Sementara itu, milenial seperti Arif (33), pengusaha kafe ramah lingkungan di Bandung, melihat cara berbeda. “Saya pikir aksi penting, tapi perubahan nyata datang dari pasar. Kalau lebih banyak bisnis hijau, industri akan ikut berubah,” ujarnya. Arif menggunakan bahan baku lokal, kemasan biodegradable, dan panel surya untuk operasional usahanya.
Komunitas sepeda, gerakan zero waste, dan bisnis eco-friendly banyak digerakkan milenial. Sementara itu, kampanye daring seperti #BumiKitaMasaDepan dan aksi protes di Jakarta atau Bandung lebih banyak diikuti Gen Z.
Mengapa Kepedulian Mereka Berbeda?
Menurut para ahli, perbedaan ini bukan soal siapa yang lebih peduli, tetapi lebih pada latar belakang dan prioritas generasi.
Faktor Ekonomi:
Milenial rata-rata sudah mapan secara finansial, sehingga lebih mampu membeli produk ramah lingkungan yang harganya lebih mahal.

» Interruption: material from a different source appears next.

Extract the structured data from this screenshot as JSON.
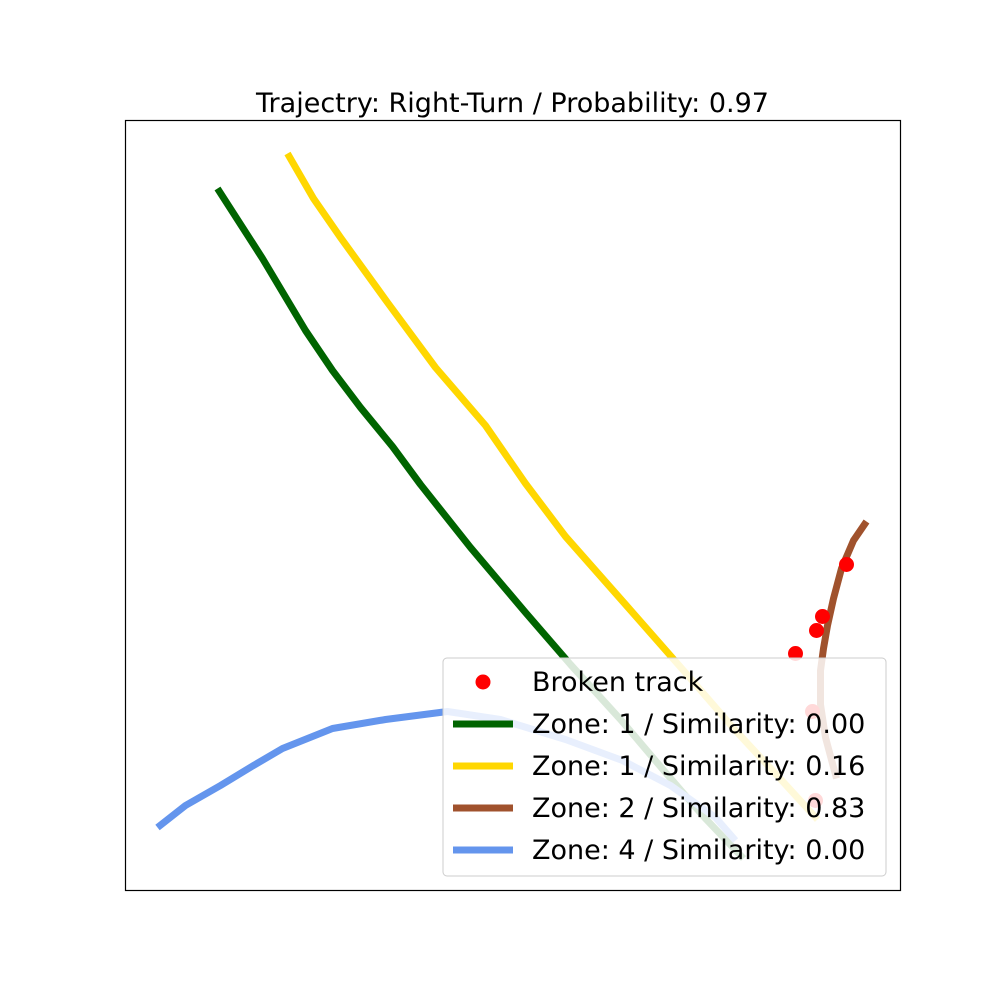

Gen Z, yang banyak masih mahasiswa atau pekerja baru, lebih memilih aksi kolektif yang tak memerlukan biaya besar.
Budaya Digital:
Gen Z adalah digital native yang terbiasa menggunakan media sosial sebagai ruang advokasi. Aksi dan kampanye daring menjadi cara utama mereka mendorong perubahan.
Nilai Generasi:
Peneliti sosial, Dr. Aulia Santoso, menyebut Gen Z cenderung idealis dan kolektif, sedangkan milenial pragmatis. “Gen Z ingin perubahan struktural. Milenial percaya perubahan bisa terjadi lewat perilaku konsumen dan pasar,” katanya.
Siapa Lebih Efektif?
Dari perspektif dampak, keduanya berperan penting tapi di jalur berbeda. Aktivisme Gen Z meningkatkan tekanan politik dan kesadaran publik, sementara konsumsi hijau milenial menggerakkan pasar dan industri.
Menurut laporan International Energy Agency (IEA) 2024, penjualan kendaraan listrik di Asia Pasifik naik 35% dalam dua tahun terakhir, sebagian besar karena permintaan konsumen milenial.
Sementara itu, kampanye digital Gen Z mendorong beberapa perusahaan besar di Indonesia untuk berkomitmen pada target netral karbon setelah menghadapi tekanan publik.
“Tanpa Gen Z, isu lingkungan mungkin tidak sepopuler sekarang. Tanpa milenial, pasar hijau tidak akan tumbuh secepat ini. Jadi, keduanya saling melengkapi,” kata Emily Chan dari LSE.
Meski keduanya peduli, masih ada tantangan. Gen Z sering dikritik karena aktivisme mereka dianggap sebatas simbolik (slacktivism), sedangkan milenial dinilai hanya melakukan konsumsi hijau tanpa mendesak perubahan kebijakan.
Dr. Ratna Dewi berpendapat, solusi terbaik adalah menggabungkan kekuatan dua generasi. “Gen Z bisa memimpin gerakan sosial, sementara milenial bisa mendukung dengan kekuatan finansial dan jaringan bisnis mereka. Jika keduanya bersatu, dampaknya akan lebih nyata,” ujarnya.
Pada akhirnya, pertanyaan tentang siapa yang lebih peduli bukan soal memilih pemenang. Gen Z dan milenial peduli dengan cara yang berbeda. Gen Z berteriak di jalan dan media sosial, mengguncang opini publik. Milenial mengubah pasar lewat konsumsi dan investasi.
Dua pendekatan ini, jika bersinergi, bisa menjadi kekuatan besar untuk menyelamatkan bumi di tengah krisis iklim yang kian mendesak.